Mission Timeline: Rover Egress Steps

Rover Egress Process

STEP ONE:  Deploy the Pancam mast and the high-gain antenna

The last act of entry, descent, and landing and the beginning of egress is to initiate deployment of the Pancam Mast Assembly and the high-gain antenna. After the pancam mast assembly is deployed, a visual survey of the rover and the surrounding area is performed in preparation for the ground-directed adjustments leading up to rover egress.

STEP TWO:  Characterize the lander, the landing site and the surrounding terrain

The lander and surrounding terrain is first imaged using the Hazcams. Navcam and Pancam panoramas are then taken. The combination of these images provides information regarding the deployment of the egress aids, the presence of airbag material or other debris on the lander petals , the height of the lander above the terrain, and the availability of viable egress paths from the lander. Note that the Navcam images have two blind spots that are obscured by the secondary solar arrays. In order for the ground to see viable backup egress paths, the rover needs to turn on the lander deck.

Once the images have been taken, the high-gain antenna is deployed to allow X-band direct to Earth (DTE) communications on the following day.

This deployment is followed by a determination of the sun´s position using the Pancam, which allows the Rover to determine its azimuth direction ­ that is, to determine which way is north, south, east, and west. The rover shuts itself down (turns off its computer) until the next available UHF pass during which the EDL and deployment data are retransmitted.

STEP THREE:  Rover stand-up

The automated standup sequence guides the deployment the rover rocker-bogie mobility system. In this sequence, a rover lift mechanism lifts the rover, allowing the rockers to be deployed. The lift mechanism then lowers the rover, and the bogies are deployed. Hazcam images are collected throughout this process to provide diagnostic data.

The Rover is now approximately 12 inches higher off of the Lander, and therefore has a better view of the surrounding terrain. Additional images of the martian landscape are then acquired for return to Earth.

STEP FOUR:  Conduct calibration of the science instruments

The Calibration Campaign consists of all of the activities required to assess the health or initial state of the instruments and targets, and spans the period following completion of the rover critical deployments through the post-egress period. Some of the measurements function as post-landing health checks while other measurements serve as early baseline measurements that need to be taken before dust accumulates on the targets or magnets.

Red Rover Goes to Mars is a public outreach investigation that gives student representatives an opportunity to participate in a Mars mission in cooperation with the science team. The observational target for this activity is a DVD mounted on the lander deck in a location where a camera may image it, and includes a student magnet experiment.

Three imaging opportunities are available to image the DVD using either the Pancam or the Navcam. The first opportunity occurs during the pre-standup period. The second opportunity occurs during the Pancam mission success panorama that includes an image of the target.

One criterion for mission success is the return of two panoramic images.
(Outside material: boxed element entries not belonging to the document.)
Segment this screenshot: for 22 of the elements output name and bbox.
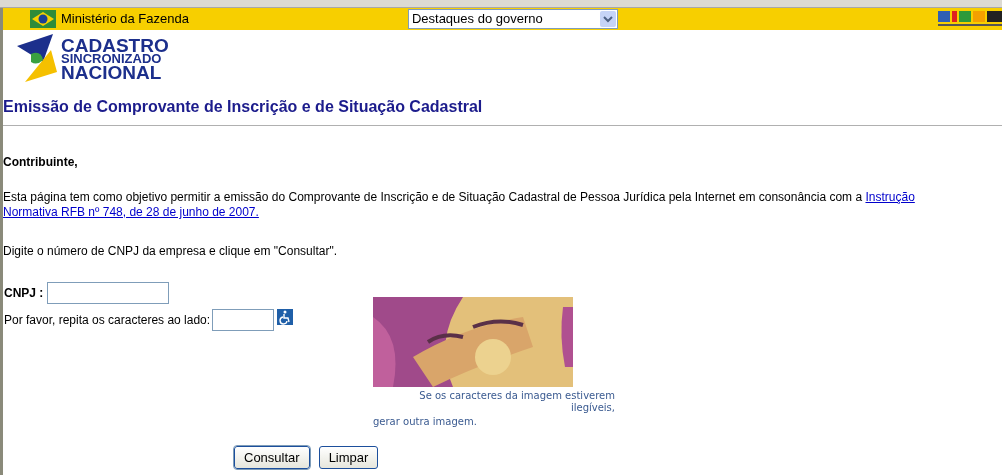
page-title: Emissão de Comprovante de Inscrição e de Situação Cadastral (3, 97, 484, 117)
greeting: Contribuinte, (3, 154, 79, 171)
captcha-field[interactable] (212, 309, 275, 331)
captcha-note: Se os caracteres da imagem estiverem ilegíveis, (418, 390, 615, 414)
instruction-text: Digite o número de CNPJ da empresa e clique em "Consultar". (3, 243, 338, 260)
regulation-link[interactable]: Instrução (865, 190, 915, 204)
brasil-logo-icon (938, 10, 1002, 28)
clear-button[interactable]: Limpar (318, 446, 379, 469)
accessibility-icon[interactable] (277, 309, 294, 325)
refresh-captcha-link[interactable]: gerar outra imagem. (373, 416, 477, 428)
submit-button[interactable]: Consultar (234, 446, 310, 469)
logo-text: NACIONAL (61, 65, 163, 80)
intro-paragraph: Esta página tem como objetivo permitir a emissão do Comprovante de Inscrição e de Situação Cadastral de Pessoa Jurídica pela Internet em consonância com a Instrução Normativa RFB nº 748, de 28 de junho de 2007. (3, 190, 916, 220)
captcha-label: Por favor, repita os caracteres ao lado: (4, 312, 211, 329)
logo-text: SINCRONIZADO (61, 53, 162, 65)
ministry-label: Ministério da Fazenda (61, 10, 189, 29)
logo-text: CADASTRO (61, 38, 169, 53)
cnpj-field[interactable] (47, 282, 170, 304)
cnpj-label: CNPJ : (4, 285, 44, 302)
dropdown[interactable]: Destaques do governo (407, 9, 618, 29)
caret-icon (599, 11, 616, 27)
regulation-link[interactable]: Normativa RFB nº 748, de 28 de junho de 2007. (3, 205, 259, 219)
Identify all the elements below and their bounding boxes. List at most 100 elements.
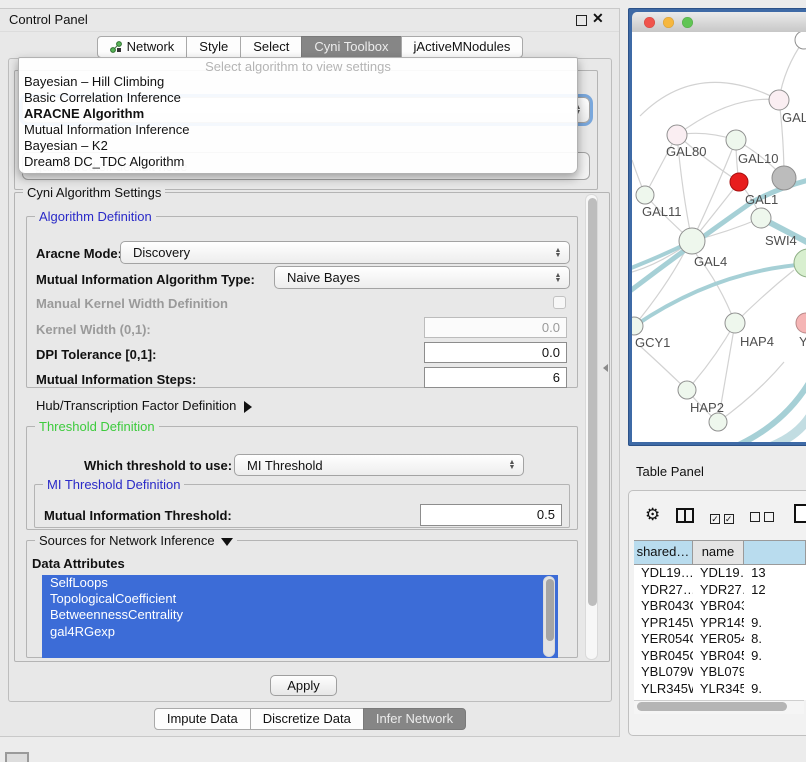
node-gal80[interactable] — [667, 125, 687, 145]
table-horizontal-scrollbar-thumb[interactable] — [637, 702, 787, 711]
network-edge[interactable] — [735, 270, 794, 323]
network-edge[interactable] — [677, 99, 779, 135]
tab-network[interactable]: Network — [97, 36, 188, 58]
settings-scrollbar[interactable] — [585, 194, 598, 660]
node-swi4[interactable] — [751, 208, 771, 228]
table-cell: YBR045C — [634, 648, 693, 665]
table-row[interactable]: YBR045CYBR045C9. — [634, 648, 806, 665]
dropdown-item-aracne-algorithm[interactable]: ARACNE Algorithm — [19, 106, 577, 122]
float-window-icon[interactable] — [576, 15, 587, 26]
node-label-gal4: GAL4 — [694, 254, 727, 269]
dropdown-item-dream8-dc-tdc-algorithm[interactable]: Dream8 DC_TDC Algorithm — [19, 154, 577, 170]
sources-group-title[interactable]: Sources for Network Inference — [35, 533, 237, 548]
apply-button[interactable]: Apply — [270, 675, 337, 696]
algorithm-definition-title: Algorithm Definition — [35, 209, 156, 224]
attribute-item-betweennesscentrality[interactable]: BetweennessCentrality — [42, 607, 558, 623]
which-threshold-combobox[interactable]: MI Threshold ▲▼ — [234, 454, 524, 476]
splitter-handle[interactable] — [603, 364, 608, 372]
tab-style[interactable]: Style — [186, 36, 241, 58]
table-cell: YPR145W — [693, 615, 744, 632]
node-y[interactable] — [796, 313, 806, 333]
close-traffic-light-icon[interactable] — [644, 17, 655, 28]
mi-type-label: Mutual Information Algorithm Type: — [36, 272, 255, 287]
node-gal1[interactable] — [730, 173, 748, 191]
table-cell: YDL19… — [693, 565, 744, 582]
hub-definition-toggle[interactable]: Hub/Transcription Factor Definition — [36, 398, 252, 413]
dropdown-item-bayesian-hill-climbing[interactable]: Bayesian – Hill Climbing — [19, 74, 577, 90]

After rover standup, but prior to egress from the rover, the Pancam and Mini-TES acquire 360º panoramic images of the landing site. Other opportunities are available following egress to acquire this image; however, use of the pre-egress opportunity minimizes any risk arising from an anomalous egress.

STEP FIVE:  Select a suitable egress path

Once the rover standup sequence is completed, the lander petals are adjusted to their final egress configurations and are hyper-extended, if necessary. The lander´s connection to the rover is then cut, and the rover is commanded to turn to the identified egress direction.

STEP SIX:  Drive the rover onto the martian surface.

As the final step, the rover drives off of the lander deck onto the surface of Mars.

Once on the Mars surface, the rover begins its surface mission. At this point the lander is a lifeless shell, having served its purpose in protecting and delivering the rover.

Each rover uses a stereo pair of navigation cameras (Navcams) in addition to the panoramic cameras (Pancams) on the mast, to image prospective travel paths and science targets. Once the target objective is selected by the flight team, each six-wheeled rover travels to the selected target areas using an inertial measurement unit (IMU) and two lower sets of stereo hazard-avoidance cameras (Hazcams), mounted front and aft on the rover bodies under the solar panels. The Hazcam images supply data about the upcoming terrain to software onboard, which can autonomously navigate the rover to the selected area, or can stop to get updated instructions from Earth if conditions are unexpectedly challenging. The rover estimates its processing using the IMU data and wheel odometry to "dead reckon" when it has reached its destination.